Q: In recent weeks I have been called upon to speak about both Christian non-violence and about the Islamic world in which I have spent time and the Islamic world-view. I have experienced serious hostility from some members of audiences. I work very hard to remain very centered and peaceful and gentle in my responses. But it is costly, costly. Have you ever experienced this in your work? Have you tips on how to manage it? I am wondering if it would be better for me (and for those who are led to respond in anger and hostility) simply to refuse invitations that might lead to the release of further negative energy of this sort. Advice? — Bonnie Thurston, West Virginia

A: This is a difficult and moving question. It seems to me that it is now more necessary than ever for religiously committed people to move forward into the realm of politics so as to promote peace and justice, restraint rather than emotional responses, and understanding rather than prejudice. Doing this, however, as the questioner points out, is very difficult and challenges us to the core. After all, we are used to dealing with peaceful nice people in holy and quiet situations! Not so easy to step into the teeth of controversy. But we have to do it.

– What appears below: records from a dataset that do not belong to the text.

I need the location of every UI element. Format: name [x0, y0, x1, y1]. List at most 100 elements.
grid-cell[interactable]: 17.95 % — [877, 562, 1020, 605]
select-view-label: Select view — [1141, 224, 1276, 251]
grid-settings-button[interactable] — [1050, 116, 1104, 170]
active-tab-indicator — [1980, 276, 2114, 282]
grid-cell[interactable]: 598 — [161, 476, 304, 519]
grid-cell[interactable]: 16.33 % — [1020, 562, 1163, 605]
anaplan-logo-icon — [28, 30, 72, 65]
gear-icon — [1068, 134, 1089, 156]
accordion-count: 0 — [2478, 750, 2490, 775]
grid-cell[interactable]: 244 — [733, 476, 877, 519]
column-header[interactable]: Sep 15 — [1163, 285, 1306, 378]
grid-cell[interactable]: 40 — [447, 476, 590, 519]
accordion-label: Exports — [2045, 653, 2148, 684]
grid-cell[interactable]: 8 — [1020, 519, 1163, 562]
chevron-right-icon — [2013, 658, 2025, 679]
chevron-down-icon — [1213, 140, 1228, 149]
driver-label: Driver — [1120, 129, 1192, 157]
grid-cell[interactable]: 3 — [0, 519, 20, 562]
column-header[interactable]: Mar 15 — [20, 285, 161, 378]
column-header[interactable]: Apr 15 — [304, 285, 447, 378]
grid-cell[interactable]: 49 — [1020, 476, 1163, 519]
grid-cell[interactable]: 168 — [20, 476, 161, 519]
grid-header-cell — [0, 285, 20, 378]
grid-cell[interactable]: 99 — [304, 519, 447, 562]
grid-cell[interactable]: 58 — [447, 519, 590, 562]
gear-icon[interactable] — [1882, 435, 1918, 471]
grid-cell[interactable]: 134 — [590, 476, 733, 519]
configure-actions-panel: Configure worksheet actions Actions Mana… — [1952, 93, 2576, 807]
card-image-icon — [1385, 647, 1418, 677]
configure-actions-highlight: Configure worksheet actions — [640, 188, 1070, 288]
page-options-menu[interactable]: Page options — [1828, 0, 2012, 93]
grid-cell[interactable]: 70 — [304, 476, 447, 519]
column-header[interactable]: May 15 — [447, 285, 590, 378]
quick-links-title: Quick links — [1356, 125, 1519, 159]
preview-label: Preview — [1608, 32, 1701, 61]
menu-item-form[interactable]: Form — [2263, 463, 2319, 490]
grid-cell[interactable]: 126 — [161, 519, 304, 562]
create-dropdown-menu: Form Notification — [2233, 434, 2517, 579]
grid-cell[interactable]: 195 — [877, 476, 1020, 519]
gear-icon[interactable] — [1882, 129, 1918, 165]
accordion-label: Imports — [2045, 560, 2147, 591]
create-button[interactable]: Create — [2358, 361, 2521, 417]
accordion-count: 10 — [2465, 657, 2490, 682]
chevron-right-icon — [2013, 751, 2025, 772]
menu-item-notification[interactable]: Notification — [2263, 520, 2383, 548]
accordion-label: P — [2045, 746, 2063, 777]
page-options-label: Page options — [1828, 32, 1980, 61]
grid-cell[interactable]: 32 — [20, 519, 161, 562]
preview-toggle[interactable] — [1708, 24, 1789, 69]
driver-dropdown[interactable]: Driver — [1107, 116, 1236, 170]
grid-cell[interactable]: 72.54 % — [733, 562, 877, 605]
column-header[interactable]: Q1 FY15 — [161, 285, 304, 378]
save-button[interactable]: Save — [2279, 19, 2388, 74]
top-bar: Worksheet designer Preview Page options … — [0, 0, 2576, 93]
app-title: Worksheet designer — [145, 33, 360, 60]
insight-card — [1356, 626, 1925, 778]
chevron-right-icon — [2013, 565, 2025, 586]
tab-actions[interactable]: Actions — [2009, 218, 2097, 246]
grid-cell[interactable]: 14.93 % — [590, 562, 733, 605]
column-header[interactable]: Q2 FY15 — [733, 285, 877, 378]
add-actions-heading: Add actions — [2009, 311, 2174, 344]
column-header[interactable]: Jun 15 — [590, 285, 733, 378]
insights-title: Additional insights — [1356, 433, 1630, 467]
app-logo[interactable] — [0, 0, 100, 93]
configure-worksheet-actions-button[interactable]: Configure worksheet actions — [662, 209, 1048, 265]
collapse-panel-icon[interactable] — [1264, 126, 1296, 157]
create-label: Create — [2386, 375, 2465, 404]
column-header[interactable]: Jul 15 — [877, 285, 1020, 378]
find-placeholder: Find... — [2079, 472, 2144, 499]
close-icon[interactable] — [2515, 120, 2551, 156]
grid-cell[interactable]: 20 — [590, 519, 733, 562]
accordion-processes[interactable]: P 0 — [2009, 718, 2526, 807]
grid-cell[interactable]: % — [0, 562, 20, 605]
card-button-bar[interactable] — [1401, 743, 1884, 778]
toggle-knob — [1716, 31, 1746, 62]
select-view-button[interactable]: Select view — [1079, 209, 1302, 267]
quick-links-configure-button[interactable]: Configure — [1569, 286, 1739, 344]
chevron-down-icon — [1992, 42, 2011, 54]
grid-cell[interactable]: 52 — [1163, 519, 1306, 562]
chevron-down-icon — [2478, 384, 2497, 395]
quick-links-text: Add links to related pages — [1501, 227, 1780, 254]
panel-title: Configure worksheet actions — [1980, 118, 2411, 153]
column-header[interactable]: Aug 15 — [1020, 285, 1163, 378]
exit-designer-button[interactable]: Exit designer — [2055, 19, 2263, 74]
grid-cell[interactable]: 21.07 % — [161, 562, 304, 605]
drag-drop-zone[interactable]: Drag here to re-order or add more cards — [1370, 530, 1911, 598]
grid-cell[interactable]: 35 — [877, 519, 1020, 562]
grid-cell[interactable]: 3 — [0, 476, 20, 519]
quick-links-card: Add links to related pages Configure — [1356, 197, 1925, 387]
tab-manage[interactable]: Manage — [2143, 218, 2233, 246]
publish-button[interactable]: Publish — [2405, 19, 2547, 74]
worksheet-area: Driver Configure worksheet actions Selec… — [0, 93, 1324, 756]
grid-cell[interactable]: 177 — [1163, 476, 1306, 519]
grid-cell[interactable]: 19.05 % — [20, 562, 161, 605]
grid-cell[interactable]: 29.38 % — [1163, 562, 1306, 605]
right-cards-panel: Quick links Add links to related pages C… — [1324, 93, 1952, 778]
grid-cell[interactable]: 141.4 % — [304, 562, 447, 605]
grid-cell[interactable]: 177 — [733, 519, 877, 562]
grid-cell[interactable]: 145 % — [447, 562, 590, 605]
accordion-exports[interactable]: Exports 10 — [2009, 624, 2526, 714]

You have to make yourself – your body, your mind, your heart – very large and absorbent. You have to be able to feel how you react to criticism and other people’s emotions and you have to train yourself (as much as possible) not to speak and act out of that feeling but simply to feel it, slow down, calm youself, and respond from your center.

What I do at times like this is go much more slowly and carefully with everything, especially speaking. I pay closer attention to my body and breath — to my walking, standing, and all my gestures. I return over and over again to the feeling in my heart of kindness and warmth and to the realization that people are naturally agitated and angry in hard times; they can’t help it. If I am attacked I do not see myself as being attacked. I see wounded people facing me. If I have to defend myself I do so in this spirit. I also realize that I have to defend myself far less than I think I do. I take much more care with my own practice. More prayer and more meditation.

If you want to promote peace you have to be peace.